The Alliance for Sound Nuclear Policy, as part of its pro-Yucca campaign, ran a full-page ad in the Seattle Times on Sunday, June 2, showing a full-color photograph of Mt. Rainier reflected in an idyllic alpine lake with the caption, “Store nuclear waste here in Washington—or in the remote Nevada desert? It’s the U.S. Senate’s call.” The Alliance is a coalition that includes the Nuclear Energy Institute, the nuclear power industry’s top lobby outfit and a leading Yucca advocate in Washington. Their divisive propaganda ironically illustrates the transparent truth that nuclear waste is not safe anywhere and that level-headed communities should want it as far away from their families as possible. Nevada, with its population of over two million and its great swaths of natural wonders and pristine beauty, is cynically assumed to be a “wasteland” instead of a sovereign state of the Union that fears the same dangers to its citizenry as Washington. That is frankly immoral. In fact, given the state’s history as the site of aboveground nuclear tests in the 1950s, Nevadans are more than aware of the incalculable risks of an imperfectly understood science unleashed on a populace; just ask the Downwinders, victims of disease from the Nevada Test Site’s radioactive fallout.
The real debate before Congress was the future of nuclear energy. The nuclear industry had to convince the American public that there is a viable solution for radioactive waste in order to maintain its position that nuclear energy, and not renewable energy, is the “sound” economic path for our nation to follow. The decision made by Congress has serious consequences for the fate of our country. The health and safety of Americans now hinge upon a technology that is unproven and scientifically specious even in the minds of those who initially welcomed it. The patently false pretenses that Yucca Mountain will, as President Bush also stated in his appeal, “enhance the safety and security of the nation as a whole,” and that the repository will enable existing military installations and reactor sites to rid themselves of waste as they continue to produce it (presumably in greater volume then ever before, inspired by the Cloud Cuckoo Land of an inviolable radioactive graveyard) is the wishful thinking of a society that cannot face the consequences of its reliance on a highly dangerous and toxic energy source. The dream of atomic energy that has both enabled us to become the world’s only superpower and will assuage our insatiable needs for unbounded material consumption has a dark side that can no longer be hidden or ignored. Industrial capitalism and its dependence on natural resources has relegated wilderness to diminishing, isolated pockets that are, in essence, zoos for the remaining natural world.
The “remote Nevada desert” where Yucca Mountain lies is 90 miles from Las Vegas, one of the fastest growing cities in America, with a population of 1.5 million and 35 million visitors each year. Now that Yucca Mountain is mandated, there will be an estimated seven to 10 shipments a day coming through Las Vegas for at least 34 years in order to transport the 95,000 shipments it will take to relocate the 77,000 tons of high-level waste.
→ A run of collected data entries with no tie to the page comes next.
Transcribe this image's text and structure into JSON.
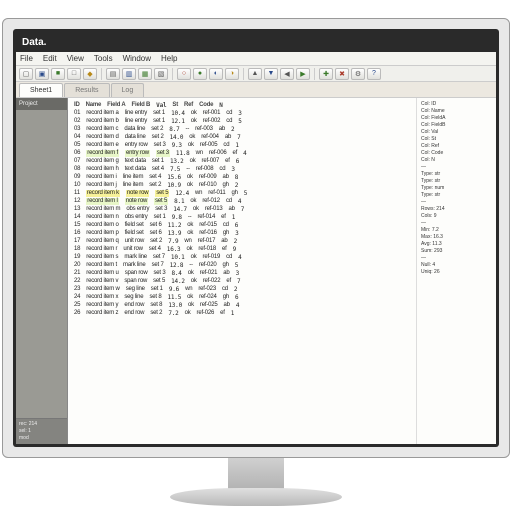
{
  "title": "Data.",
  "menu": [
    "File",
    "Edit",
    "View",
    "Tools",
    "Window",
    "Help"
  ],
  "toolbar": [
    {
      "ic": "▢",
      "c": ""
    },
    {
      "ic": "▣",
      "c": "b"
    },
    {
      "ic": "■",
      "c": "g"
    },
    {
      "ic": "□",
      "c": ""
    },
    {
      "ic": "◆",
      "c": "y"
    },
    {
      "sep": 1
    },
    {
      "ic": "▤",
      "c": ""
    },
    {
      "ic": "▥",
      "c": "b"
    },
    {
      "ic": "▦",
      "c": "g"
    },
    {
      "ic": "▧",
      "c": ""
    },
    {
      "sep": 1
    },
    {
      "ic": "○",
      "c": "r"
    },
    {
      "ic": "●",
      "c": "g"
    },
    {
      "ic": "◐",
      "c": "b"
    },
    {
      "ic": "◑",
      "c": "y"
    },
    {
      "sep": 1
    },
    {
      "ic": "▲",
      "c": ""
    },
    {
      "ic": "▼",
      "c": "b"
    },
    {
      "ic": "◀",
      "c": ""
    },
    {
      "ic": "▶",
      "c": "g"
    },
    {
      "sep": 1
    },
    {
      "ic": "✚",
      "c": "g"
    },
    {
      "ic": "✖",
      "c": "r"
    },
    {
      "ic": "⚙",
      "c": ""
    },
    {
      "ic": "?",
      "c": "b"
    }
  ],
  "tabs": [
    {
      "label": "Sheet1",
      "active": true
    },
    {
      "label": "Results",
      "active": false
    },
    {
      "label": "Log",
      "active": false
    }
  ],
  "sidebar": {
    "header": "Project",
    "footer": [
      "rec: 214",
      "sel: 1",
      "mod"
    ]
  },
  "rows": [
    [
      "ID",
      "Name",
      "Field A",
      "Field B",
      "Val",
      "St",
      "Ref",
      "Code",
      "N"
    ],
    [
      "01",
      "record item a",
      "line entry",
      "set 1",
      "10.4",
      "ok",
      "ref-001",
      "cd",
      "3"
    ],
    [
      "02",
      "record item b",
      "line entry",
      "set 1",
      "12.1",
      "ok",
      "ref-002",
      "cd",
      "5"
    ],
    [
      "03",
      "record item c",
      "data line",
      "set 2",
      "8.7",
      "--",
      "ref-003",
      "ab",
      "2"
    ],
    [
      "04",
      "record item d",
      "data line",
      "set 2",
      "14.0",
      "ok",
      "ref-004",
      "ab",
      "7"
    ],
    [
      "05",
      "record item e",
      "entry row",
      "set 3",
      "9.3",
      "ok",
      "ref-005",
      "cd",
      "1"
    ],
    [
      "06",
      "record item f",
      "entry row",
      "set 3",
      "11.8",
      "wn",
      "ref-006",
      "ef",
      "4"
    ],
    [
      "07",
      "record item g",
      "text data",
      "set 1",
      "13.2",
      "ok",
      "ref-007",
      "ef",
      "6"
    ],
    [
      "08",
      "record item h",
      "text data",
      "set 4",
      "7.5",
      "--",
      "ref-008",
      "cd",
      "3"
    ],
    [
      "09",
      "record item i",
      "line item",
      "set 4",
      "15.6",
      "ok",
      "ref-009",
      "ab",
      "8"
    ],
    [
      "10",
      "record item j",
      "line item",
      "set 2",
      "10.9",
      "ok",
      "ref-010",
      "gh",
      "2"
    ],
    [
      "11",
      "record item k",
      "note row",
      "set 5",
      "12.4",
      "wn",
      "ref-011",
      "gh",
      "5"
    ],
    [
      "12",
      "record item l",
      "note row",
      "set 5",
      "8.1",
      "ok",
      "ref-012",
      "cd",
      "4"
    ],
    [
      "13",
      "record item m",
      "obs entry",
      "set 3",
      "14.7",
      "ok",
      "ref-013",
      "ab",
      "7"
    ],
    [
      "14",
      "record item n",
      "obs entry",
      "set 1",
      "9.8",
      "--",
      "ref-014",
      "ef",
      "1"
    ],
    [
      "15",
      "record item o",
      "field set",
      "set 6",
      "11.2",
      "ok",
      "ref-015",
      "cd",
      "6"
    ],
    [
      "16",
      "record item p",
      "field set",
      "set 6",
      "13.9",
      "ok",
      "ref-016",
      "gh",
      "3"
    ],
    [
      "17",
      "record item q",
      "unit row",
      "set 2",
      "7.9",
      "wn",
      "ref-017",
      "ab",
      "2"
    ],
    [
      "18",
      "record item r",
      "unit row",
      "set 4",
      "16.3",
      "ok",
      "ref-018",
      "ef",
      "9"
    ],
    [
      "19",
      "record item s",
      "mark line",
      "set 7",
      "10.1",
      "ok",
      "ref-019",
      "cd",
      "4"
    ],
    [
      "20",
      "record item t",
      "mark line",
      "set 7",
      "12.8",
      "--",
      "ref-020",
      "gh",
      "5"
    ],
    [
      "21",
      "record item u",
      "span row",
      "set 3",
      "8.4",
      "ok",
      "ref-021",
      "ab",
      "3"
    ],
    [
      "22",
      "record item v",
      "span row",
      "set 5",
      "14.2",
      "ok",
      "ref-022",
      "ef",
      "7"
    ],
    [
      "23",
      "record item w",
      "seg line",
      "set 1",
      "9.6",
      "wn",
      "ref-023",
      "cd",
      "2"
    ],
    [
      "24",
      "record item x",
      "seg line",
      "set 8",
      "11.5",
      "ok",
      "ref-024",
      "gh",
      "6"
    ],
    [
      "25",
      "record item y",
      "end row",
      "set 8",
      "13.0",
      "ok",
      "ref-025",
      "ab",
      "4"
    ],
    [
      "26",
      "record item z",
      "end row",
      "set 2",
      "7.2",
      "ok",
      "ref-026",
      "ef",
      "1"
    ]
  ],
  "hl_rows": [
    6,
    11,
    12
  ],
  "rpanel": [
    "Col: ID",
    "Col: Name",
    "Col: FieldA",
    "Col: FieldB",
    "Col: Val",
    "Col: St",
    "Col: Ref",
    "Col: Code",
    "Col: N",
    "—",
    "Type: str",
    "Type: str",
    "Type: num",
    "Type: str",
    "—",
    "Rows: 214",
    "Cols: 9",
    "—",
    "Min: 7.2",
    "Max: 16.3",
    "Avg: 11.3",
    "Sum: 293",
    "—",
    "Null: 4",
    "Uniq: 26"
  ]
}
That’s what the rest of the country is willing to risk passing through their hometowns in order to be rid of it themselves. But how can you be rid of something that will continue to pour out of existing and new-generation nuclear power plants, in ever-increasing quantities, now that the “final solution” for the waste has been provided?
The not-so-vast "deserts" of our world are no longer remote enough to be truly outside our economically and environmentally globalized society. These areas deserve to be protected from us and for us.